# Looking to buy a 2000 Maxima, need some some advice from experts



## max909 (May 14, 2007)

:newbie: 
Hi All,

I am looking to replace my 98 Camry with a 2000 Maxima.

Need friendly advice from every one ... and couple of qestions ...

1) Does the Maxima has anything to do with (replacing) the timing belt/chain

2) Are there any know problems with the 2000 ? and

3) Overall reliability as compared to camry ?.

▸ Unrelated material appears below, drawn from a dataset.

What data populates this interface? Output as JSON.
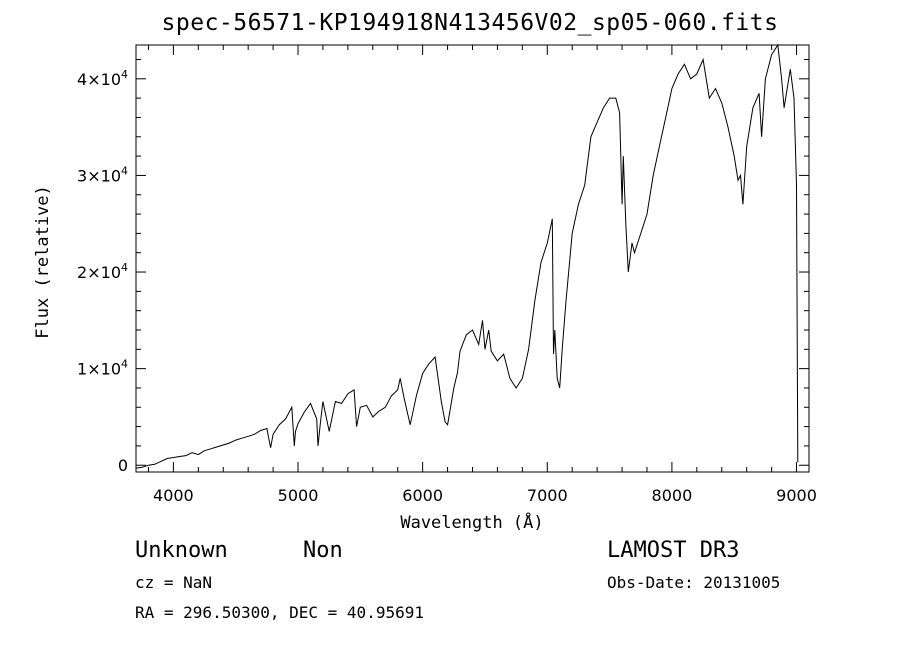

Thanks everyone in advance .....


----------



## russellwc1 (Apr 26, 2007)

max909 said:


> :newbie:
> Hi All,
> 
> I am looking to replace my 98 Camry with a 2000 Maxima.
> ...


1) The maxima has a timing chain that you will not have to change until it breaks.
2) The only known problems that I know of are the ignition coils which are usualy replaced when the car is a couple years old and then they will be fine. The other problem could be a Mass Air Flow sensor that could get pricey but there is a small chance that it will need to be replaced. I have seen other reviews about people needing to replace the O2 sensors. I have had to replace one and it was relatively cheap.
3) My last car was a 1997 camry and it was very reliable. Now I have a 2000 Maxima SE and it is just as reliable. I know for a fact that Nissans are releiable, the VQ engine inside the maxima is one of the best engines in the world and will last a long time. The maxima will easily be able to got over 200K miles. It might cost a little more to fix at times because it is a V6 but its not too much of a difference than the camry. I would definitly check out how much your insurance will increase before you buy. Mine went up $600 compared to the camry. I would definitly recomend buying the Maxima.


----------



## Jakers30 (Apr 22, 2007)

I don't think I would buy the 2000 Maxima as IMHO altough the engine is very good the transmission is not, also the electronics are a nightmare and parts are very expensive.
The car has 4 oxygen sensors and the coilpacks are of poor quality.
Better of to keep the Camry or look for a later model Maxima with the 3.5 ltr. engine


----------



## brianw (Feb 25, 2004)

http://www.nissanforums.com/a33-2000-2003-chassis/79200-new-5th-gen-maxima-owner-what-expect.html

Coilpacks *should* be okay by MY2000, but if one goes, the rest are on their way, so replace 'em all.

If it's a `98 Camry to a `00 Maxima, unless the Camry is on its last legs, I would keep the Camry. Unless you really, really love the Maxima, of course. 

if it's an automatic, make sure the transmission fluid has been changed every 60k.


----------



## kmr16442 (Jun 2, 2007)

I've been working on a friend's 2000 Maxima with 123K and I own a 1999 Camry with 90K. 

My friend has had to replace both front control arms because the bushings were worn so bad it could not be aligned and the tires were wearing out quickly. She took it to two different alignment shops and both said the same thing. I jacked up the car and confirmed the bushings were worn and causing slop in the wheel movement. The estimate from the shops to repair was $500 per side. I bought the parts and replaced them for $85 a side.

I also recently replaced both power steering hoses from the power steering pump. The high pressure hose was leaking. Shop estimate was $500. The parts were $225 from the dealer.

Now the radiator has developed a crack near the cap and will have to be replaced. I've found radiators ranging from $90 to $250. 

My advice would be to have the car throughly checked out by a good mechanic before you do anything.

The Maxima is definetly more fun to drive. I've done next to nothing but routine maintenance on my Camry and it is a lot easier to work on and parts are cheaper.


----------



## Jakers30 (Apr 22, 2007)

Here again I have to agree, keep the Camry. One thing to keep in mind here is if you can do the repair yourself you will safe lots of money but you have to have the equipmen and after you replace front end components you still have to have it aligned which could cost anywere from $50-$100


----------